The third RegExp is returning

Code:
<entity>
   <title>\1 (\2)</title>
   <url>http://www.filmaffinity.com/es/film$$7.html</url>
   <id>$$7</id>
</entity>

Here we see a case that seems to clearly point to an error in the Wiki. The Wiki suggests

Code:
<entity>
   <title>?</title>
   <url>?</url>
   <url>?</url>
</entity>

and makes no mention of </id>?</id> at all. Note: both the IMDB and FilmAffinity scrapers do use the ID tags.

I would guess that <title>?</title> is the title of the film as returned by the website, <url>?</url> is the URL to access details for that selected film, and <id>?</id> is a unique ID number of that film as used by the website.

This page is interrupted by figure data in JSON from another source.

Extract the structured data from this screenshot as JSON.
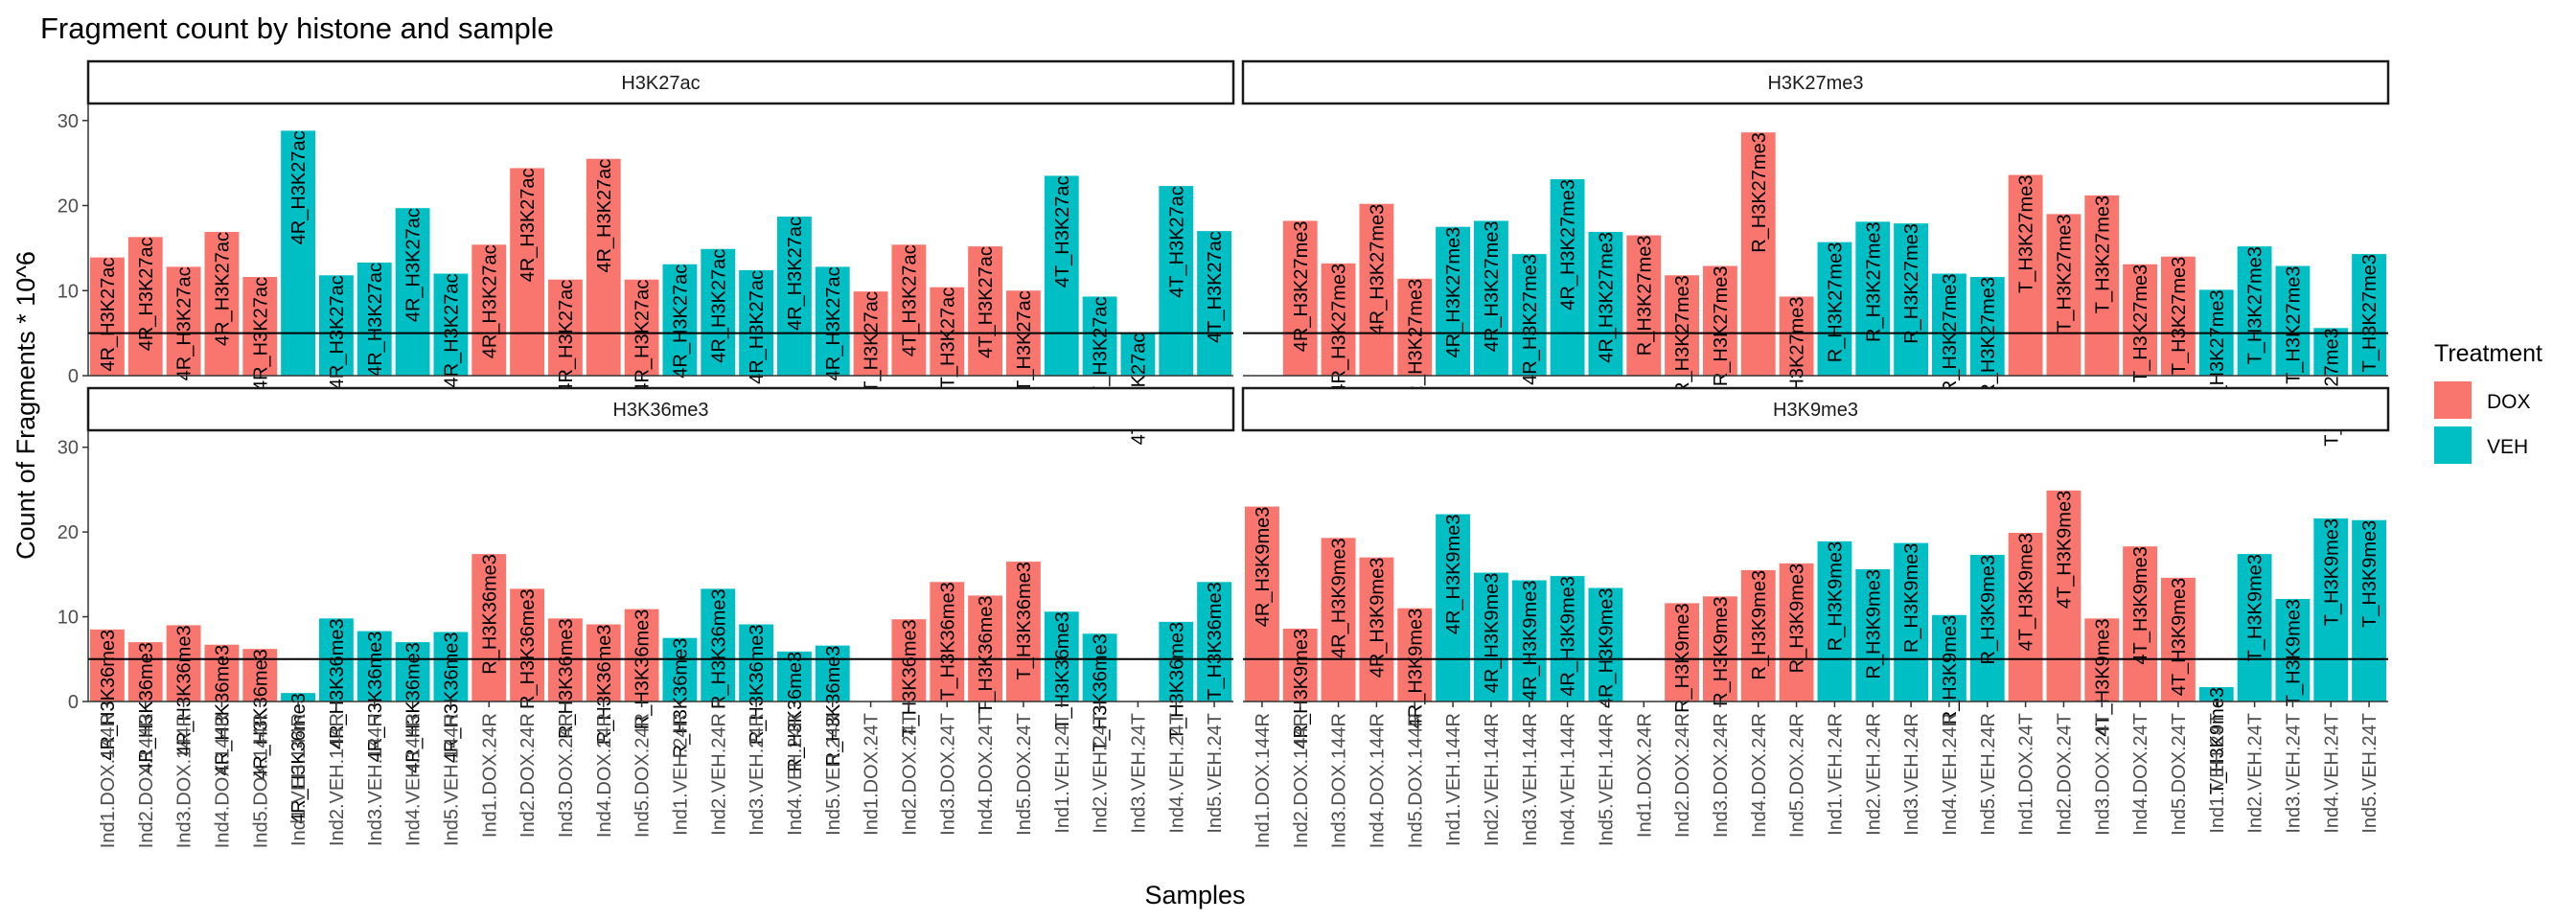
{
  "chart_data": {
    "type": "bar",
    "title": "Fragment count by histone and sample",
    "xlabel": "Samples",
    "ylabel": "Count of Fragments * 10^6",
    "ylim": [
      0,
      32
    ],
    "yticks": [
      0,
      10,
      20,
      30
    ],
    "reference_line": 5,
    "legend": {
      "title": "Treatment",
      "position": "right",
      "entries": [
        {
          "name": "DOX",
          "color": "#F8766D"
        },
        {
          "name": "VEH",
          "color": "#00BFC4"
        }
      ]
    },
    "facets_left": {
      "samples": [
        "Ind1.DOX.144R",
        "Ind2.DOX.144R",
        "Ind3.DOX.144R",
        "Ind4.DOX.144R",
        "Ind5.DOX.144R",
        "Ind1.VEH.144R",
        "Ind2.VEH.144R",
        "Ind3.VEH.144R",
        "Ind4.VEH.144R",
        "Ind5.VEH.144R",
        "Ind1.DOX.24R",
        "Ind2.DOX.24R",
        "Ind3.DOX.24R",
        "Ind4.DOX.24R",
        "Ind5.DOX.24R",
        "Ind1.VEH.24R",
        "Ind2.VEH.24R",
        "Ind3.VEH.24R",
        "Ind4.VEH.24R",
        "Ind5.VEH.24R",
        "Ind1.DOX.24T",
        "Ind2.DOX.24T",
        "Ind3.DOX.24T",
        "Ind4.DOX.24T",
        "Ind5.DOX.24T",
        "Ind1.VEH.24T",
        "Ind2.VEH.24T",
        "Ind3.VEH.24T",
        "Ind4.VEH.24T",
        "Ind5.VEH.24T"
      ],
      "treatment": [
        "DOX",
        "DOX",
        "DOX",
        "DOX",
        "DOX",
        "VEH",
        "VEH",
        "VEH",
        "VEH",
        "VEH",
        "DOX",
        "DOX",
        "DOX",
        "DOX",
        "DOX",
        "VEH",
        "VEH",
        "VEH",
        "VEH",
        "VEH",
        "DOX",
        "DOX",
        "DOX",
        "DOX",
        "DOX",
        "VEH",
        "VEH",
        "VEH",
        "VEH",
        "VEH"
      ]
    },
    "facets_right": {
      "samples": [
        "Ind1.DOX.144R",
        "Ind2.DOX.144R",
        "Ind3.DOX.144R",
        "Ind4.DOX.144R",
        "Ind5.DOX.144R",
        "Ind1.VEH.144R",
        "Ind2.VEH.144R",
        "Ind3.VEH.144R",
        "Ind4.VEH.144R",
        "Ind5.VEH.144R",
        "Ind1.DOX.24R",
        "Ind2.DOX.24R",
        "Ind3.DOX.24R",
        "Ind4.DOX.24R",
        "Ind5.DOX.24R",
        "Ind1.VEH.24R",
        "Ind2.VEH.24R",
        "Ind3.VEH.24R",
        "Ind4.VEH.24R",
        "Ind5.VEH.24R",
        "Ind1.DOX.24T",
        "Ind2.DOX.24T",
        "Ind3.DOX.24T",
        "Ind4.DOX.24T",
        "Ind5.DOX.24T",
        "Ind1.VEH.24T",
        "Ind2.VEH.24T",
        "Ind3.VEH.24T",
        "Ind4.VEH.24T",
        "Ind5.VEH.24T"
      ],
      "treatment": [
        "DOX",
        "DOX",
        "DOX",
        "DOX",
        "DOX",
        "VEH",
        "VEH",
        "VEH",
        "VEH",
        "VEH",
        "DOX",
        "DOX",
        "DOX",
        "DOX",
        "DOX",
        "VEH",
        "VEH",
        "VEH",
        "VEH",
        "VEH",
        "DOX",
        "DOX",
        "DOX",
        "DOX",
        "DOX",
        "VEH",
        "VEH",
        "VEH",
        "VEH",
        "VEH"
      ]
    },
    "panels": [
      {
        "name": "H3K27ac",
        "values": [
          13.9,
          16.3,
          12.8,
          16.9,
          11.6,
          28.8,
          11.8,
          13.3,
          19.7,
          12.0,
          15.4,
          24.4,
          11.3,
          25.5,
          11.3,
          13.1,
          14.9,
          12.4,
          18.7,
          12.8,
          9.9,
          15.4,
          10.4,
          15.2,
          10.0,
          23.5,
          9.3,
          5.0,
          22.3,
          17.0
        ],
        "labels": [
          "4R_H3K27ac",
          "4R_H3K27ac",
          "4R_H3K27ac",
          "4R_H3K27ac",
          "4R_H3K27ac",
          "4R_H3K27ac",
          "4R_H3K27ac",
          "4R_H3K27ac",
          "4R_H3K27ac",
          "4R_H3K27ac",
          "4R_H3K27ac",
          "4R_H3K27ac",
          "4R_H3K27ac",
          "4R_H3K27ac",
          "4R_H3K27ac",
          "4R_H3K27ac",
          "4R_H3K27ac",
          "4R_H3K27ac",
          "4R_H3K27ac",
          "4R_H3K27ac",
          "4T_H3K27ac",
          "4T_H3K27ac",
          "4T_H3K27ac",
          "4T_H3K27ac",
          "4T_H3K27ac",
          "4T_H3K27ac",
          "4T_H3K27ac",
          "4T_H3K27ac",
          "4T_H3K27ac",
          "4T_H3K27ac"
        ]
      },
      {
        "name": "H3K27me3",
        "values": [
          0,
          18.2,
          13.2,
          20.2,
          11.4,
          17.5,
          18.2,
          14.3,
          23.1,
          16.9,
          16.5,
          11.8,
          12.9,
          28.6,
          9.3,
          15.7,
          18.1,
          17.9,
          12.0,
          11.6,
          23.6,
          19.0,
          21.2,
          13.1,
          14.0,
          10.1,
          15.2,
          12.9,
          5.6,
          14.3
        ],
        "labels": [
          "",
          "4R_H3K27me3",
          "4R_H3K27me3",
          "4R_H3K27me3",
          "4R_H3K27me3",
          "4R_H3K27me3",
          "4R_H3K27me3",
          "4R_H3K27me3",
          "4R_H3K27me3",
          "4R_H3K27me3",
          "R_H3K27me3",
          "R_H3K27me3",
          "R_H3K27me3",
          "R_H3K27me3",
          "R_H3K27me3",
          "R_H3K27me3",
          "R_H3K27me3",
          "R_H3K27me3",
          "R_H3K27me3",
          "R_H3K27me3",
          "T_H3K27me3",
          "T_H3K27me3",
          "T_H3K27me3",
          "T_H3K27me3",
          "T_H3K27me3",
          "T_H3K27me3",
          "T_H3K27me3",
          "T_H3K27me3",
          "T_H3K27me3",
          "T_H3K27me3"
        ]
      },
      {
        "name": "H3K36me3",
        "values": [
          8.5,
          7.0,
          9.0,
          6.7,
          6.2,
          1.0,
          9.8,
          8.3,
          7.0,
          8.2,
          17.4,
          13.3,
          9.8,
          9.1,
          10.9,
          7.5,
          13.3,
          9.1,
          5.9,
          6.6,
          0,
          9.7,
          14.1,
          12.5,
          16.5,
          10.6,
          8.0,
          0,
          9.4,
          14.1
        ],
        "labels": [
          "4R_H3K36me3",
          "4R_H3K36me3",
          "4R_H3K36me3",
          "4R_H3K36me3",
          "4R_H3K36me3",
          "4R_H3K36me3",
          "4R_H3K36me3",
          "4R_H3K36me3",
          "4R_H3K36me3",
          "4R_H3K36me3",
          "R_H3K36me3",
          "R_H3K36me3",
          "R_H3K36me3",
          "R_H3K36me3",
          "R_H3K36me3",
          "R_H3K36me3",
          "R_H3K36me3",
          "R_H3K36me3",
          "R_H3K36me3",
          "R_H3K36me3",
          "",
          "T_H3K36me3",
          "T_H3K36me3",
          "T_H3K36me3",
          "T_H3K36me3",
          "T_H3K36me3",
          "T_H3K36me3",
          "",
          "T_H3K36me3",
          "T_H3K36me3"
        ]
      },
      {
        "name": "H3K9me3",
        "values": [
          23.0,
          8.6,
          19.3,
          17.0,
          11.0,
          22.1,
          15.2,
          14.3,
          14.8,
          13.4,
          0,
          11.6,
          12.4,
          15.5,
          16.3,
          18.9,
          15.6,
          18.7,
          10.2,
          17.3,
          19.9,
          24.9,
          9.8,
          18.3,
          14.6,
          1.7,
          17.4,
          12.1,
          21.6,
          21.4
        ],
        "labels": [
          "4R_H3K9me3",
          "4R_H3K9me3",
          "4R_H3K9me3",
          "4R_H3K9me3",
          "4R_H3K9me3",
          "4R_H3K9me3",
          "4R_H3K9me3",
          "4R_H3K9me3",
          "4R_H3K9me3",
          "4R_H3K9me3",
          "",
          "R_H3K9me3",
          "R_H3K9me3",
          "R_H3K9me3",
          "R_H3K9me3",
          "R_H3K9me3",
          "R_H3K9me3",
          "R_H3K9me3",
          "R_H3K9me3",
          "R_H3K9me3",
          "4T_H3K9me3",
          "4T_H3K9me3",
          "4T_H3K9me3",
          "4T_H3K9me3",
          "4T_H3K9me3",
          "T_H3K9me3",
          "T_H3K9me3",
          "T_H3K9me3",
          "T_H3K9me3",
          "T_H3K9me3"
        ]
      }
    ]
  }
}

I have no idea what purpose the fourth RegExp has, it appears in this case to return

Code:
(<b><a href="/en/film.*)

The fifth RegExp seems almost exactly the same as the third one.

Code:
<entity>
   <title>\2 (\3)</title>
   <url>http://www.filmaffinity.com/es/film\1.html</url>
   <id>\1</id>
</entity>

So while it seems clear that the 3rd and 5th RegExp fill in the returned XML, it is still not clear to me what bit does the actual searching of the results to find the list of films returned by the website.

I would particularly like an explanation of what the second and fourth RegExp bits do.